Sunday, January 29, 2006

McAfee thinks out of the box

I have to applaud McAfee for thinking out of the box.

Prior to 2005, the major makers (Norton, McAfee, etc.) of virus protection software sold using the same model. People would buy the product with 1 year of subscription online or in stores for about $40.

Many of the store purchases would come with rebates for $20 if you are upgrading or switching from a competitor's product. If you consider the money that had to go to retailers, costs that go to those who did get the rebate, costs of printing books, disks, boxes, shipping to stores, etc., the company would likely take in less than $10.

They do have an online download option that would get around most of these costs to the manufacturer. They charged full cost for this. I think the buyer could get a rebate, but it sure wouldn't be as easy to do as through a retailer (who gives you specific receipts for this process). What it really did was make it very convenient for someone to renew a subscription, but many people I know didn't use this because they knew they could get a lower cost by buying a box from a store and getting the rebate.

This always confused me some as a business model for the anti-virus manufacturers, as they get less income selling through a channel that costs them more. In my mind, I thought they should be more competitive with the download option (unless, of course, they do get a high percentage of people who do pay the full price online - in this case the dual channel model makes sense).
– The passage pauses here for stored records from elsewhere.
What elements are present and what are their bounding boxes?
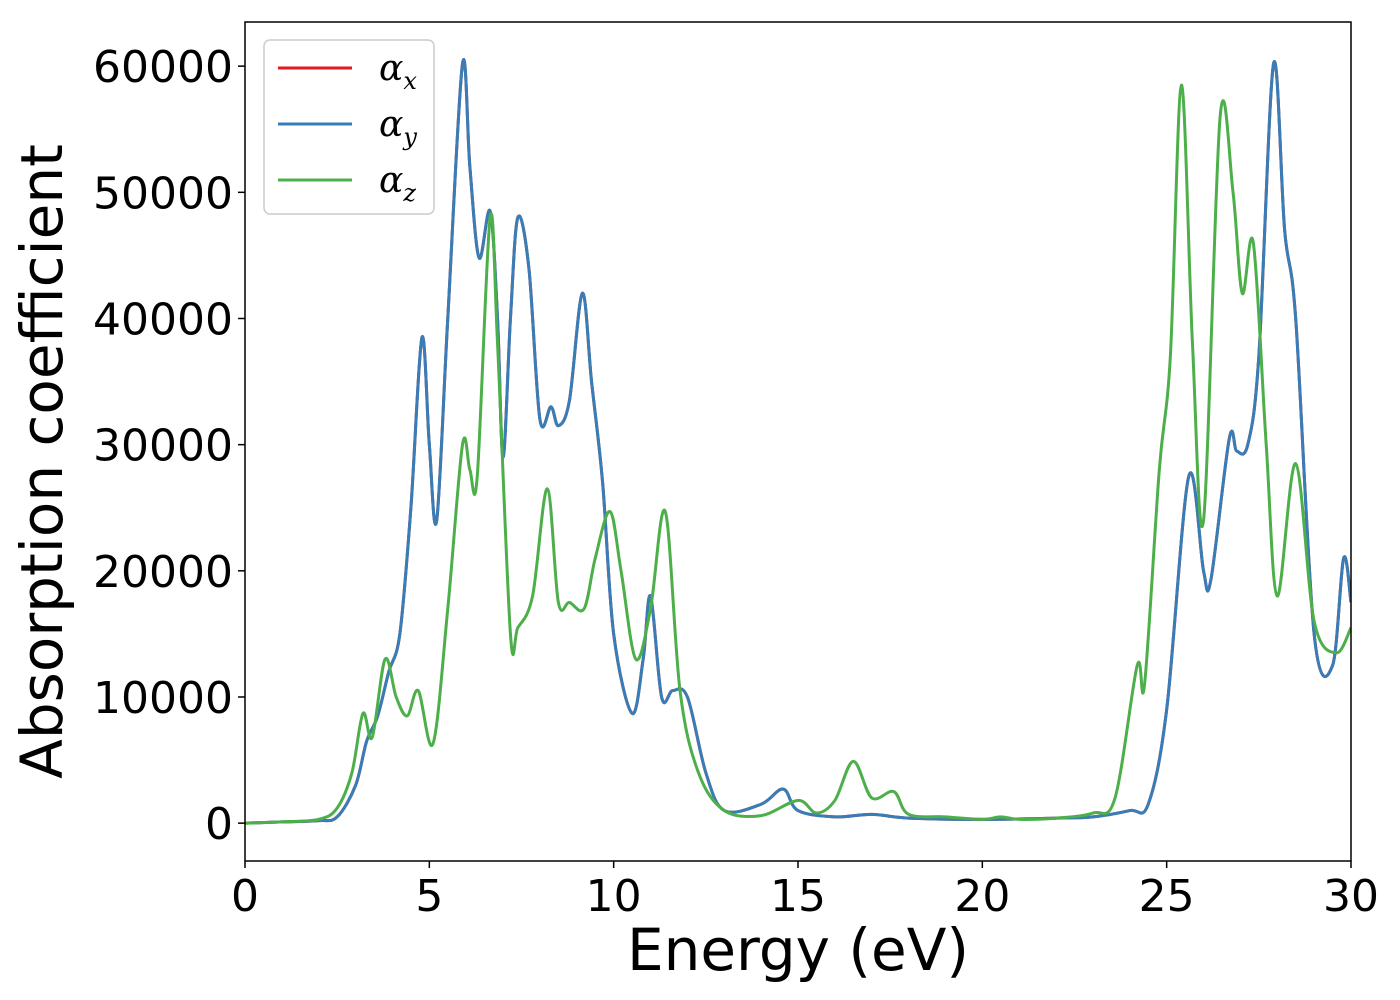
x-tick-label: 25 [1139,871,1195,922]
y-tick-label: 20000 [93,547,233,598]
y-tick-label: 40000 [93,294,233,345]
y-tick-label: 50000 [93,168,233,219]
y-tick-label: 60000 [93,42,233,93]
x-tick-label: 5 [415,871,443,922]
x-tick-label: 30 [1323,871,1379,922]
series-layer [245,58,1351,825]
x-tick-label: 20 [954,871,1010,922]
series-line-alpha-y [245,58,1351,825]
x-axis-label: Energy (eV) [627,916,969,984]
x-tick-label: 15 [770,871,826,922]
legend-box [263,39,435,215]
x-tick-label: 10 [586,871,642,922]
y-tick-label: 0 [205,799,233,850]
y-axis-label: Absorption coefficient [8,144,76,779]
y-tick-label: 30000 [93,421,233,472]
y-tick-label: 10000 [93,673,233,724]
tick-layer: 0 5 10 15 20 25 30 0 10000 20000 30000 40000 50000 60… [93,42,1379,922]
x-tick-label: 0 [231,871,259,922]
series-line-alpha-z [245,83,1351,825]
Last year, McAfee changed the system by adding a channel. They partner with ISPs like AOL and provide the anti-virus software to all the ISP's users. This is a big change to the system from someone who thought outside of the box. There are many benefits to this that I can see:
  • they probably get something like $1 a month ($12 a year) per user for this, which compares favorably to their likely income from store sales.
  • product support is likely done by the ISP, so there is a cost savings to McAfee.
  • they also get money the entire time the user is signed up with the ISP (I often let my antivirus expire, as it still works but just doesn't have the newest virus definitions, and then renew it after up to a 6 months lapse - so instead of a net income of $10 for 12 months, it is for 18 months).
  • many of the ISP users, particularly AOL, are considered to be less computer literate, so a good portion likely did not have anti-virus software before. This means they have access to what could be a lot of new customers.
  • many of those ISP users who already had anti-virus were likely users of Norton or another competitor, so McAfee now is likely taking some business from them.

I applaud McAfee for this step. Seems like it could be very positive for them.

Disclaimer - I am just musing about something I see in the market, not something that affects me in any way personally. I am not connected to McAfee at all, and currently use Norton Anti-Virus.